Major depression is a severe mental illness characterised by a persistent and unreactive low mood and loss of all interest and pleasure, usually accompanied by a range of symptoms including appetite change, sleep disturbance, fatigue, loss of energy, poor concentration, psychomotor symptoms, inappropriate guilt and morbid thoughts of death. Antidepressant drugs remain the mainstay of treatment in moderate-to-severe major depression. During the last 20 years, selective serotonin reuptake inhibitors (SSRIs) have progressively become the most commonly prescribed antidepressants. Citalopram, one of the first SSRIs introduced in the market, is the racemic mixture of S- and R-enantiomer. In the present review we assessed the evidence for the efficacy, acceptability and tolerability of citalopram in comparison with all other antidepressants in the acute-phase treatment of major depression. Thirty-seven randomised controlled trials (more than 6000 participants) were included in the present review. In terms of efficacy, citalopram was more efficacious than other reference compounds like paroxetine or reboxetine, but worse than escitalopram. In terms of side effects, citalopram was more acceptable than older antidepressants, like tricyclics. Based on these findings, we conclude that clinicians should focus on practical or clinically relevant considerations including differences in efficacy and side-effect profiles.
Some statistically significant differences between citalopram and other antidepressants for the acute phase treatment of major depression were found in terms of efficacy, tolerability and acceptability. Citalopram was more efficacious than paroxetine and reboxetine and more acceptable than tricyclics, reboxetine and venlafaxine, however, it seemed to be less efficacious than escitalopram. As with most systematic reviews in psychopharmacology, the potential for overestimation of treatment effect due to sponsorship bias and publication bias should be borne in mind when interpreting review findings. Economic analyses were not reported in the included studies, however, cost effectiveness information is needed in the field of antidepressant trials.
Recent US and UK clinical practice guidelines recommend that second-generation antidepressants should be considered amongst the best first-line options when drug therapy is indicated for a depressive episode. Systematic reviews have already highlighted some differences in efficacy between second-generation antidepressants. Citalopram, one of the first selective serotonin reuptake inhibitors (SSRI) introduced in the market, is one of these antidepressant drugs that clinicians use for routine depression care.

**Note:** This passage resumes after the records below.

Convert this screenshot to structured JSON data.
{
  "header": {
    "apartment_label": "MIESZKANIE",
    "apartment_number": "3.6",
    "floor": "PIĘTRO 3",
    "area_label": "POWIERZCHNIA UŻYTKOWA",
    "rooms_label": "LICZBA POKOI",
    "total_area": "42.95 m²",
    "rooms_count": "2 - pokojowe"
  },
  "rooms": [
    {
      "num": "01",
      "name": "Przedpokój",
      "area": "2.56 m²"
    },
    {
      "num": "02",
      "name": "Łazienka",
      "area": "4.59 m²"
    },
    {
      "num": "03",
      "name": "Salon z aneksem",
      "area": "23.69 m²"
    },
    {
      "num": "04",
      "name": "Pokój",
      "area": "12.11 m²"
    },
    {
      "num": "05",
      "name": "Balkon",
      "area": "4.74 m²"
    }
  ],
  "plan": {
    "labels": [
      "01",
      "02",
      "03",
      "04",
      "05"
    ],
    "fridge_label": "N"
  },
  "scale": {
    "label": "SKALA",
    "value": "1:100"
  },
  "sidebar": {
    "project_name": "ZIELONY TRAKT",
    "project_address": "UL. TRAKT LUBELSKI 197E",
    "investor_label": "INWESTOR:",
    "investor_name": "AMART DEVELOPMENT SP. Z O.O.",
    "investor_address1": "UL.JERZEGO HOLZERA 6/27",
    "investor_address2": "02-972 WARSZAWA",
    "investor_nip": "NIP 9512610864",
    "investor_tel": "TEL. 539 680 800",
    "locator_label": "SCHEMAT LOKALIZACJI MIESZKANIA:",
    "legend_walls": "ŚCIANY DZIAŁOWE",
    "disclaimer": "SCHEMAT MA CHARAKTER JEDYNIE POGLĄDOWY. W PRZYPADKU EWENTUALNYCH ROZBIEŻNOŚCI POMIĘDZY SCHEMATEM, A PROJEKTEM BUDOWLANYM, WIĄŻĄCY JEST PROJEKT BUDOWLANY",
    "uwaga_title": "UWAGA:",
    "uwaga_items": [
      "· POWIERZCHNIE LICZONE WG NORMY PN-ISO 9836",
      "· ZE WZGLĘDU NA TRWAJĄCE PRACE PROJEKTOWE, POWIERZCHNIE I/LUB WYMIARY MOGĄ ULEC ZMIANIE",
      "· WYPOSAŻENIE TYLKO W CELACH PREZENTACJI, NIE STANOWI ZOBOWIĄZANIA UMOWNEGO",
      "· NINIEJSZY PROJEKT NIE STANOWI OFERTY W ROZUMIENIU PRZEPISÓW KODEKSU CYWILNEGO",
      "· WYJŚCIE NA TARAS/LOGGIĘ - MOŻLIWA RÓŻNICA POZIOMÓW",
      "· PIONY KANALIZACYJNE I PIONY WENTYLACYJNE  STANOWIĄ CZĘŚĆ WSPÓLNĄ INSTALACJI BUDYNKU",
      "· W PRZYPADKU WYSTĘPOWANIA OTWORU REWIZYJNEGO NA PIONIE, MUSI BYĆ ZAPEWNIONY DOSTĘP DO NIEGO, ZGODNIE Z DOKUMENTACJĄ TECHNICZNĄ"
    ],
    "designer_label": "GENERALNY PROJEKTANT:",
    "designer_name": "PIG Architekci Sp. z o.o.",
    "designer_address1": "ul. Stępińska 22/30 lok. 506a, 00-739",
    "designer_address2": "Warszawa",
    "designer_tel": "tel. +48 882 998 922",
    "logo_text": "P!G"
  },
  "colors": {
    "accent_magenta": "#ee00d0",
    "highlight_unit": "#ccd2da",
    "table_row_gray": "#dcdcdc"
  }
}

To assess the evidence for the efficacy, acceptability and tolerability of citalopram in comparison with tricyclics, heterocyclics, other SSRIs and other conventional and non-conventional antidepressants in the acute-phase treatment of major depression.
We searched The Cochrane Collaboration Depression, Anxiety and Neurosis Controlled Trials Register and the Cochrane Central Register of Controlled Trials up to February 2012. No language restriction was applied. We contacted pharmaceutical companies and experts in this field for supplemental data.
Randomised controlled trials allocating patients with major depression to citalopram versus any other antidepressants.
Two reviewers independently extracted data. Information extracted included study characteristics, participant characteristics, intervention details and outcome measures in terms of efficacy (the number of patients who responded or remitted), patient acceptability (the number of patients who failed to complete the study) and tolerability (side-effects).
Thirty-seven trials compared citalopram with other antidepressants (such as tricyclics, heterocyclics, SSRIs and other antidepressants, either conventional ones, such as mirtazapine, venlafaxine and reboxetine, or non-conventional, like hypericum). Citalopram was shown to be significantly less effective than escitalopram in achieving acute response (odds ratio (OR) 1.47, 95% confidence interval (CI) 1.08 to 2.02), but more effective than paroxetine (OR 0.65, 95% CI 0.44 to 0.96) and reboxetine (OR 0.63, 95% CI 0.43 to 0.91). Significantly fewer patients allocated to citalopram withdrew from trials due to adverse events compared with patients allocated to tricyclics (OR 0.54, 95% CI 0.38 to 0.78) and fewer patients allocated to citalopram reported at least one side effect than reboxetine or venlafaxine (OR 0.64, 95% CI 0.42 to 0.97 and OR 0.46, 95% CI 0.24 to 0.88, respectively).